There is a computer simulation technique called “Agent Based Modeling,” in which a number of individual programmed entities (agents) interact with one another in a simulated environment. In architecture, this is used to better understand pedestrian flow through a building. In robotics, this can be used to model cooperative behaviors among multiple robots. Last spring, as part of Dan Shiffman’s Nature of Code course, I made this simulation of herding behavior based on a number of simple rules that might plausably define how sheep and sheep-dogs act around one another (deep dive here):

What I noticed as part of this herding simulation project was that the threshold for a programmed action feeling like ‘behavior’ or ‘personality’ to a viewer was quite low. As soon as a system of agents becomes sufficiently complicated that cause and effect of each agent’s actions are no longer clear, these circles and triangles become living, independent entities with their own set of desires and needs. This might be chalked up the fact that we as humans are particularly apt at creating narrative. Or that we see outselves in these shapes on a screen. Or something else entirely. Regardless, I felt that the transformation this simulation undergoes in the mind of a viewer – from a rule-based programmed environment into a field of independently acting beings – was a powerful one.

MARC Records X Agent Based Modeling

For this project, I wanted to use this transformation to provide a new way of viewing or interacting with MARC records. My goal was to create a ‘flocking simulation’ in which individual MARC records interacted with one another based on their similarity or connectedness. Birds of a feather flock together, and MARC records with similar Subject Heading datafields would do the same. Those lacking connection would avoid one another.
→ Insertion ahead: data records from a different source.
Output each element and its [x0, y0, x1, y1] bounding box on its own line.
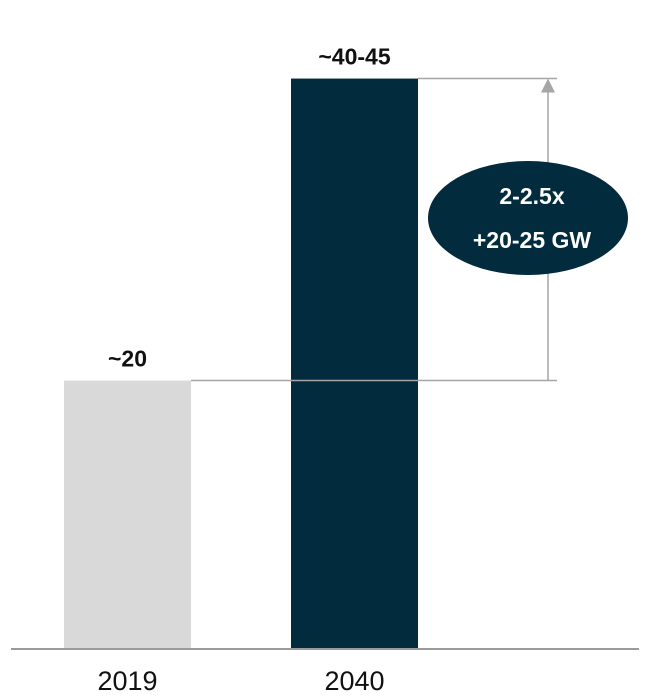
growth-multiplier-label: 2-2.5x [499, 183, 564, 209]
x-tick-label-2019: 2019 [97, 666, 157, 696]
value-label-2040: ~40-45 [318, 44, 390, 70]
bar-2019 [64, 380, 191, 649]
growth-increase-label: +20-25 GW [473, 227, 592, 253]
growth-ellipse [428, 161, 628, 275]
growth-arrow-head [541, 78, 555, 93]
value-label-2019: ~20 [108, 346, 147, 372]
x-tick-label-2040: 2040 [324, 666, 384, 696]
growth-badge: 2-2.5x +20-25 GW [428, 161, 628, 275]
value-labels-layer: ~20 ~40-45 [108, 44, 391, 372]
x-tick-labels-layer: 2019 2040 [97, 666, 384, 696]
bars-layer [64, 78, 418, 650]
bar-2040 [291, 78, 418, 650]
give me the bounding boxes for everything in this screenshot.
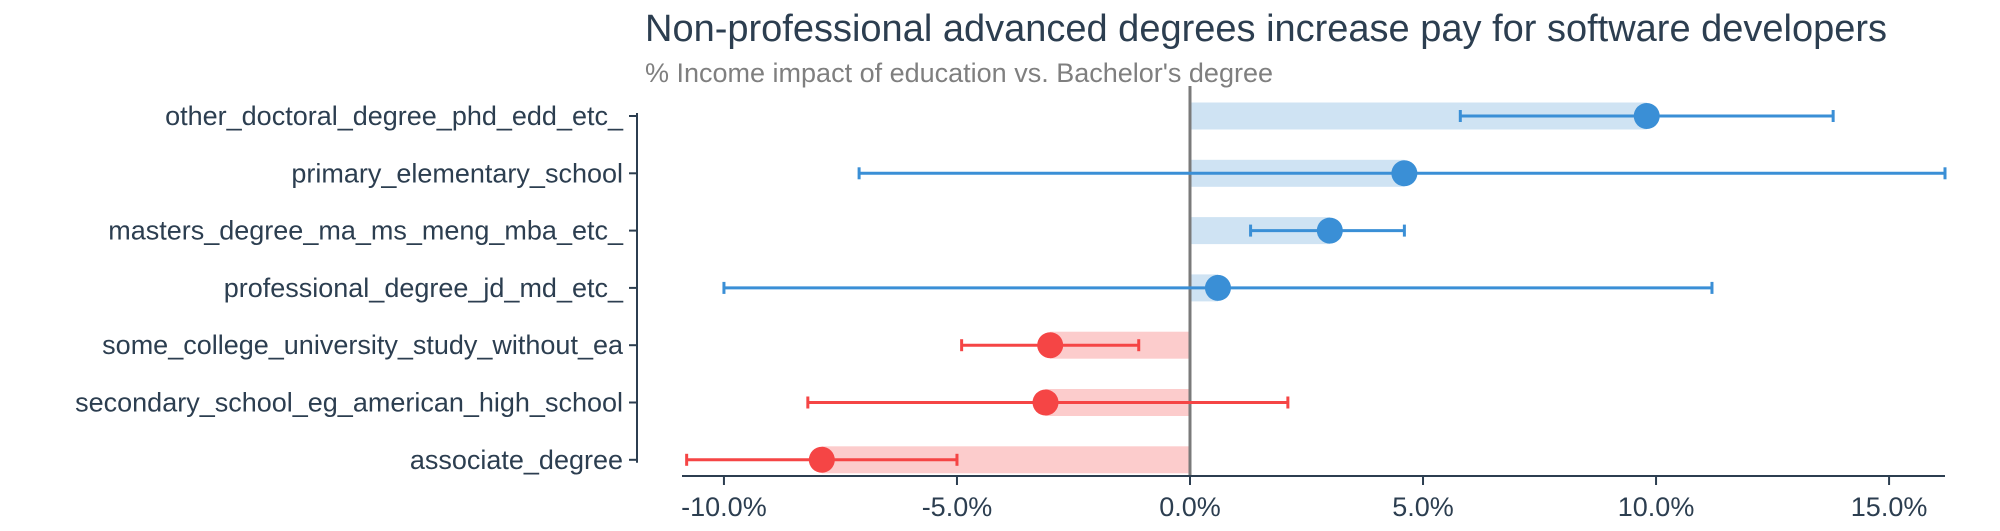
point-associate_degree [808,446,835,473]
y-tick-label: other_doctoral_degree_phd_edd_etc_ [165,101,624,131]
chart-subtitle: % Income impact of education vs. Bachelo… [645,58,1273,88]
x-tick-label: 15.0% [1851,492,1928,522]
x-tick-label: -5.0% [922,492,993,522]
y-tick-label: some_college_university_study_without_ea [102,330,624,360]
chart-title: Non-professional advanced degrees increa… [645,8,1888,50]
point-primary_elementary_school [1391,160,1418,187]
y-tick-label: masters_degree_ma_ms_meng_mba_etc_ [108,216,624,246]
y-tick-label: secondary_school_eg_american_high_school [75,388,623,418]
point-some_college_university_study_without_ea [1037,332,1064,359]
x-tick-label: 10.0% [1618,492,1695,522]
y-tick-label: primary_elementary_school [291,158,623,188]
x-tick-label: 0.0% [1159,492,1221,522]
y-tick-label: associate_degree [410,445,623,475]
point-secondary_school_eg_american_high_school [1032,389,1059,416]
x-tick-label: 5.0% [1392,492,1454,522]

In more technical terms, each record would become a single bird (or ‘boid’), whose desire to ‘align’ ‘cohere’ and ‘separate’ from each other boid was determined by their level of interconnectedness. Using the provided MARC parsing template, create a relational map of a subset of the records. My first approach to this was to use the 600 series Subject Headings datafields. If record A had the following datafields: “Apple Trees, Arboriculture” and record B had “Apple Trees, Orchards, Poetry,” these records would have a single connection. If record C came along with “Orchards, Poetry, Loon (Birds),” this record would have two connections to record B. Plotted as a force-directed graph using the provided glitch template, this ends up looking a bit like this (interactive version here):

Similar subjects are clumped together, based on the weights of their connection. “Panoramic photographs” and “Lakes & ponds” are closely related, leading one to presume that the Library of Congress’s Photos & Prints division might have a number of panoramas of lakes or ponds. Indeed, a quick search on the LOC Web Portal reveals at least 136 Panoramic Photographs of Lakes and Ponds:

Next Steps?

My goal for this project is to create a new way for us to interact with MARC Records – and to allow MARC Records to interact with us and with each other – that allows spontaneous discovery and fun. What I did not quite realize when I started was the sheer scale of the records. I began with the visual materials MARC file – a single XML worth of records – and found that it produced a nearly memory-error-causing JSON file, even when using 1/10th of the available records. My next step is to begin again with a smaller subset of records, and try to bring them into an agent-based simulation.